Le lancement d’un nouveau concept de magasin à Gand illustre parfaitement le retour à ses racines amorcé par The Body Shop : l’enseigne veut redevenir un précurseur dans le domaine de la durabilité et de l’éthique, explique Hugues Laurençon, General Manager de la chaîne de cosmétiques pour la France et le Benelux.

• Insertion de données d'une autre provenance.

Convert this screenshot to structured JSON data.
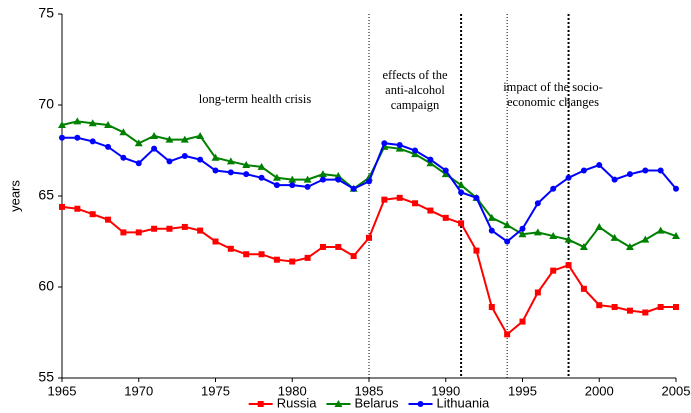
{
  "chart_data": {
    "type": "line",
    "y_label": "years",
    "x": [
      1965,
      1966,
      1967,
      1968,
      1969,
      1970,
      1971,
      1972,
      1973,
      1974,
      1975,
      1976,
      1977,
      1978,
      1979,
      1980,
      1981,
      1982,
      1983,
      1984,
      1985,
      1986,
      1987,
      1988,
      1989,
      1990,
      1991,
      1992,
      1993,
      1994,
      1995,
      1996,
      1997,
      1998,
      1999,
      2000,
      2001,
      2002,
      2003,
      2004,
      2005
    ],
    "series": [
      {
        "name": "Russia",
        "color": "#ff0000",
        "marker": "square",
        "values": [
          64.4,
          64.3,
          64.0,
          63.7,
          63.0,
          63.0,
          63.2,
          63.2,
          63.3,
          63.1,
          62.5,
          62.1,
          61.8,
          61.8,
          61.5,
          61.4,
          61.6,
          62.2,
          62.2,
          61.7,
          62.7,
          64.8,
          64.9,
          64.6,
          64.2,
          63.8,
          63.5,
          62.0,
          58.9,
          57.4,
          58.1,
          59.7,
          60.9,
          61.2,
          59.9,
          59.0,
          58.9,
          58.7,
          58.6,
          58.9,
          58.9
        ]
      },
      {
        "name": "Belarus",
        "color": "#008000",
        "marker": "triangle",
        "values": [
          68.9,
          69.1,
          69.0,
          68.9,
          68.5,
          67.9,
          68.3,
          68.1,
          68.1,
          68.3,
          67.1,
          66.9,
          66.7,
          66.6,
          66.0,
          65.9,
          65.9,
          66.2,
          66.1,
          65.4,
          66.0,
          67.7,
          67.6,
          67.3,
          66.8,
          66.2,
          65.6,
          64.9,
          63.8,
          63.4,
          62.9,
          63.0,
          62.8,
          62.6,
          62.2,
          63.3,
          62.7,
          62.2,
          62.6,
          63.1,
          62.8
        ]
      },
      {
        "name": "Lithuania",
        "color": "#0000ff",
        "marker": "circle",
        "values": [
          68.2,
          68.2,
          68.0,
          67.7,
          67.1,
          66.8,
          67.6,
          66.9,
          67.2,
          67.0,
          66.4,
          66.3,
          66.2,
          66.0,
          65.6,
          65.6,
          65.5,
          65.9,
          65.9,
          65.4,
          65.8,
          67.9,
          67.8,
          67.5,
          67.0,
          66.4,
          65.2,
          64.9,
          63.1,
          62.5,
          63.2,
          64.6,
          65.4,
          66.0,
          66.4,
          66.7,
          65.9,
          66.2,
          66.4,
          66.4,
          65.4
        ]
      }
    ],
    "xlim": [
      1965,
      2005
    ],
    "xticks": [
      1965,
      1970,
      1975,
      1980,
      1985,
      1990,
      1995,
      2000,
      2005
    ],
    "ylim": [
      55,
      75
    ],
    "yticks": [
      55,
      60,
      65,
      70,
      75
    ],
    "vlines": [
      1985,
      1991,
      1994,
      1998
    ],
    "annotations": [
      [
        "long-term health crisis"
      ],
      [
        "effects of the",
        "anti-alcohol",
        "campaign"
      ],
      [
        "impact of the socio-",
        "economic changes"
      ]
    ],
    "legend": "bottom"
  }
}
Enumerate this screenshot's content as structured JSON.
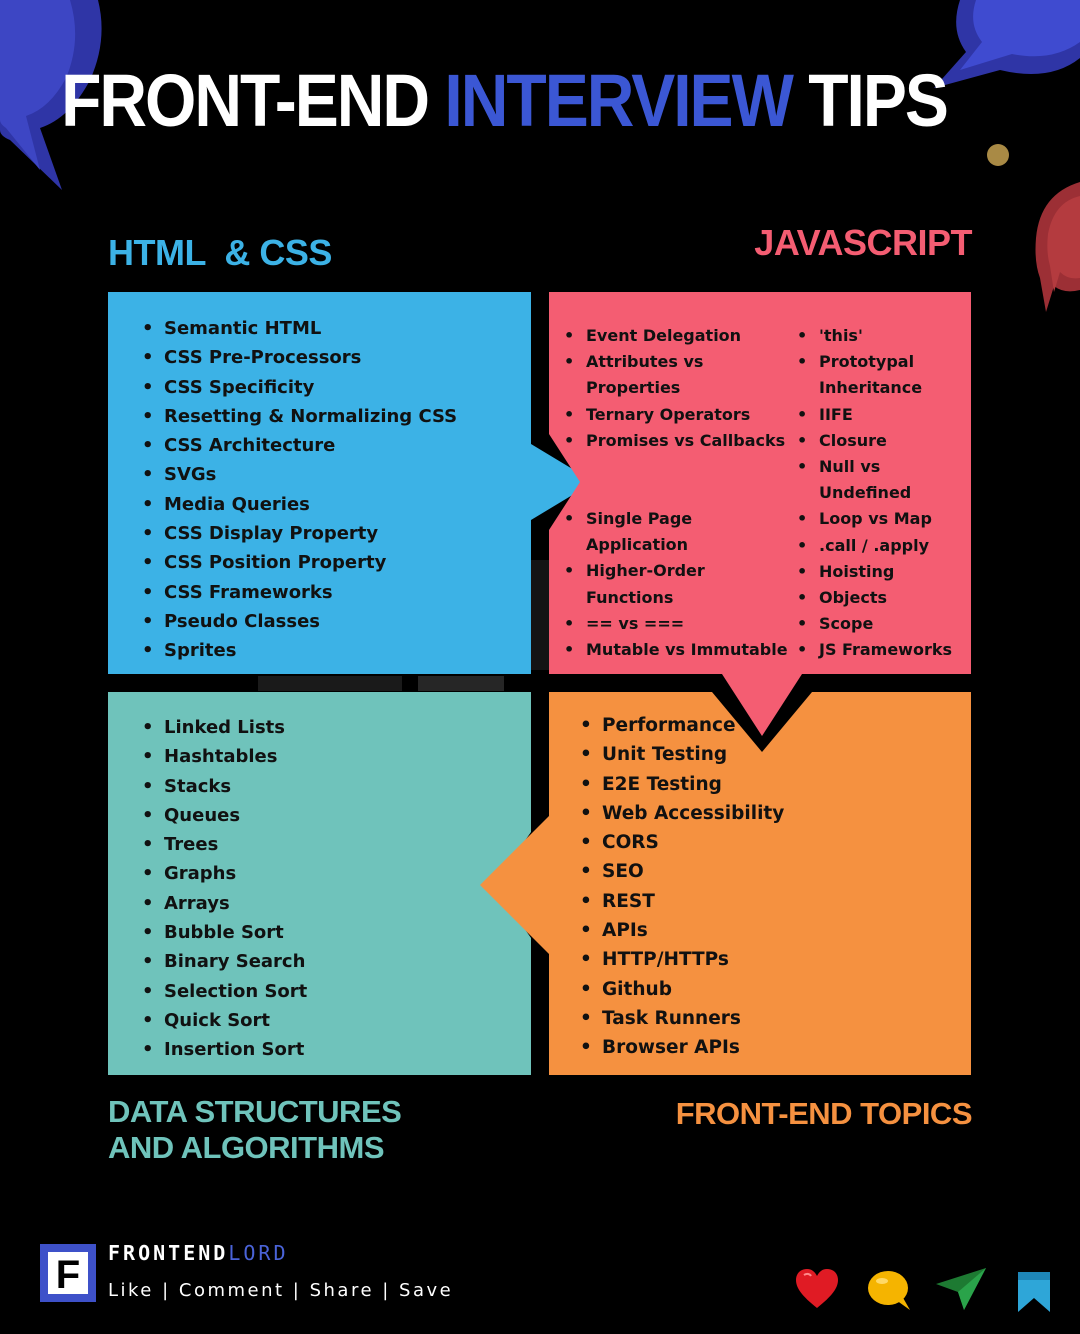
{
  "title": {
    "part1": "FRONT-END ",
    "part2": "INTERVIEW",
    "part3": " TIPS"
  },
  "sections": {
    "html_css": {
      "heading": "HTML  & CSS",
      "items": [
        "Semantic HTML",
        "CSS Pre-Processors",
        "CSS Specificity",
        "Resetting & Normalizing CSS",
        "CSS Architecture",
        "SVGs",
        "Media Queries",
        "CSS Display Property",
        "CSS Position Property",
        "CSS Frameworks",
        "Pseudo Classes",
        "Sprites"
      ]
    },
    "javascript": {
      "heading": "JAVASCRIPT",
      "col1_top": [
        "Event Delegation",
        "Attributes vs Properties",
        "Ternary Operators",
        "Promises vs Callbacks"
      ],
      "col1_bottom": [
        "Single Page Application",
        "Higher-Order Functions",
        "== vs ===",
        "Mutable vs Immutable"
      ],
      "col2": [
        "'this'",
        "Prototypal Inheritance",
        "IIFE",
        "Closure",
        "Null vs Undefined",
        "Loop vs Map",
        ".call / .apply",
        "Hoisting",
        "Objects",
        "Scope",
        "JS Frameworks"
      ]
    },
    "dsa": {
      "heading": "DATA STRUCTURES AND ALGORITHMS",
      "items": [
        "Linked Lists",
        "Hashtables",
        "Stacks",
        "Queues",
        "Trees",
        "Graphs",
        "Arrays",
        "Bubble Sort",
        "Binary Search",
        "Selection Sort",
        "Quick Sort",
        "Insertion Sort"
      ]
    },
    "frontend": {
      "heading": "FRONT-END TOPICS",
      "items": [
        "Performance",
        "Unit Testing",
        "E2E Testing",
        "Web Accessibility",
        "CORS",
        "SEO",
        "REST",
        "APIs",
        "HTTP/HTTPs",
        "Github",
        "Task Runners",
        "Browser APIs"
      ]
    }
  },
  "brand": {
    "logo_letter": "F",
    "name_part1": "FRONTEND",
    "name_part2": "LORD",
    "actions": "Like | Comment | Share | Save"
  },
  "colors": {
    "html_css": "#3cb2e6",
    "javascript": "#f45d72",
    "dsa": "#6fc3bb",
    "frontend": "#f59140",
    "accent": "#3b57d4"
  },
  "icons": [
    "heart-icon",
    "comment-icon",
    "share-icon",
    "bookmark-icon"
  ]
}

« La marque a retrouvé son ADN »
Il n’a pas pu assister à l’inauguration du magasin : impossible de se rendre en Belgique depuis Paris, actuellement en « zone rouge ». Mais ce passionné n’est pas avare de son temps pour expliquer les changements que la marque a connus ces dernières années dans une interview vidéo. Et changement il y a eus : après plus de dix ans au sein du groupe L’Oréal, The Body Shop est passé en 2017 entre les mains du groupe brésilien Natura Cosméticos, également propriétaire d’Aesop (depuis 2012) et d’Avon (depuis début 2020). Une évolution majeure, selon Laurençon.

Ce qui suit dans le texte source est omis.